João Oliveira spoke to journalists after a visit to the various units of that hospital that is intersected by the IP2 route, whose traffic affects its normal functioning and the conditions of care of users.


“The visit to the Espírito Santo Hospital in Évora confirmed precisely what we have been striving for - the construction of a new central hospital serving the entire Alentejo. Not to replace the nearest hospitals - on the Alentejo coast in Beja, in Portalegre - but to complement the response that is given in the region to prevent the Alentejo from having to be pushed to Lisbon to have access to health care,” he said.


For the communist deputy the future hospital “is, in fact, an absolute necessity”.

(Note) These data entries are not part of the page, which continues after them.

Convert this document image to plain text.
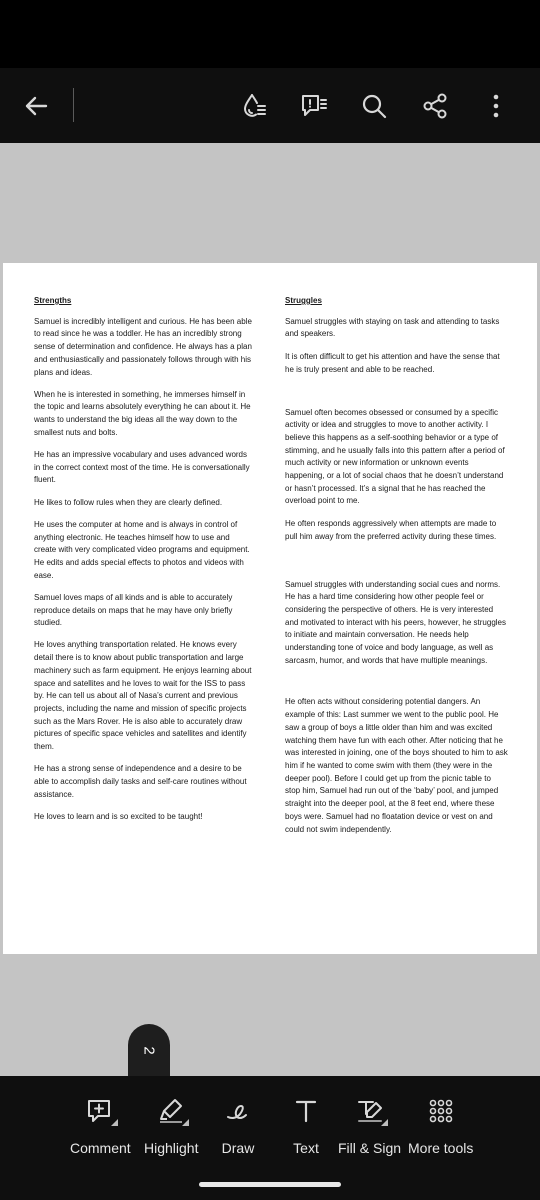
Strengths

Samuel is incredibly intelligent and curious. He has been able to read since he was a toddler. He has an incredibly strong sense of determination and confidence. He always has a plan and enthusiastically and passionately follows through with his plans and ideas.

When he is interested in something, he immerses himself in the topic and learns absolutely everything he can about it. He wants to understand the big ideas all the way down to the smallest nuts and bolts.

He has an impressive vocabulary and uses advanced words in the correct context most of the time. He is conversationally fluent.

He likes to follow rules when they are clearly defined.

He uses the computer at home and is always in control of anything electronic. He teaches himself how to use and create with very complicated video programs and equipment. He edits and adds special effects to photos and videos with ease.

Samuel loves maps of all kinds and is able to accurately reproduce details on maps that he may have only briefly studied.

He loves anything transportation related. He knows every detail there is to know about public transportation and large machinery such as farm equipment. He enjoys learning about space and satellites and he loves to wait for the ISS to pass by. He can tell us about all of Nasa’s current and previous projects, including the name and mission of specific projects such as the Mars Rover. He is also able to accurately draw pictures of specific space vehicles and satellites and identify them.

He has a strong sense of independence and a desire to be able to accomplish daily tasks and self-care routines without assistance.

He loves to learn and is so excited to be taught!

Struggles

Samuel struggles with staying on task and attending to tasks and speakers.

It is often difficult to get his attention and have the sense that he is truly present and able to be reached.

Samuel often becomes obsessed or consumed by a specific activity or idea and struggles to move to another activity. I believe this happens as a self-soothing behavior or a type of stimming, and he usually falls into this pattern after a period of much activity or new information or unknown events happening, or a lot of social chaos that he doesn’t understand or hasn’t processed. It’s a signal that he has reached the overload point to me.

He often responds aggressively when attempts are made to pull him away from the preferred activity during these times.

Samuel struggles with understanding social cues and norms. He has a hard time considering how other people feel or considering the perspective of others. He is very interested and motivated to interact with his peers, however, he struggles to initiate and maintain conversation. He needs help understanding tone of voice and body language, as well as sarcasm, humor, and words that have multiple meanings.

He often acts without considering potential dangers. An example of this: Last summer we went to the public pool. He saw a group of boys a little older than him and was excited watching them have fun with each other. After noticing that he was interested in joining, one of the boys shouted to him to ask him if he wanted to come swim with them (they were in the deeper pool). Before I could get up from the picnic table to stop him, Samuel had run out of the ‘baby’ pool, and jumped straight into the deeper pool, at the 8 feet end, where these boys were. Samuel had no floatation device or vest on and could not swim independently.

2
Comment Highlight Draw	Text Fill & Sign More tools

“We will continue to work so that once the tendering process has been completed, the work will be awarded and the hospital will be able to start work by 2020, because this is truly the guarantee that the process becomes irreversible so that in 2023 we can have the new hospital,” he stressed.

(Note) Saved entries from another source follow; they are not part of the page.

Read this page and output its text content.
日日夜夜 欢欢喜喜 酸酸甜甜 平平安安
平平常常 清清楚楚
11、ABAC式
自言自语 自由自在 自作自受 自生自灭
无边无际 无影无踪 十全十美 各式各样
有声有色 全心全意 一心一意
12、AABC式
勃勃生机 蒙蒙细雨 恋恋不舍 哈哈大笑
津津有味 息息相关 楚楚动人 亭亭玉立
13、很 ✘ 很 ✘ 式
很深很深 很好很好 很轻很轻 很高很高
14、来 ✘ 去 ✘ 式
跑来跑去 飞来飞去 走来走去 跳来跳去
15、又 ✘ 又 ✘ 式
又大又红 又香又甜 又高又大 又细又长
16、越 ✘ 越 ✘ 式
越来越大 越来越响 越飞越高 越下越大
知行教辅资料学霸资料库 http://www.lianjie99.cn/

The Espírito Santo Hospital had planned for 2018 16,450 surgeries and about 189,000 consultations. The three buildings that make up this Alentejo central hospital have a total of 314 beds and benefited from a total of €9.5 million worth of investment between 2016 and 2019.


João Oliveira also stressed the need to “find conditions to keep professionals in the Alentejo to provide health care to populations”, through “incentive measures, improvement of working conditions and to prevent the National Health Service from continuing to be bled from professionals for the disease business that is proliferating everywhere, especially in the interior regions.”


The parliamentary leader of the PCP referred to doctors, but also to nurses and senior technicians and diagnostics.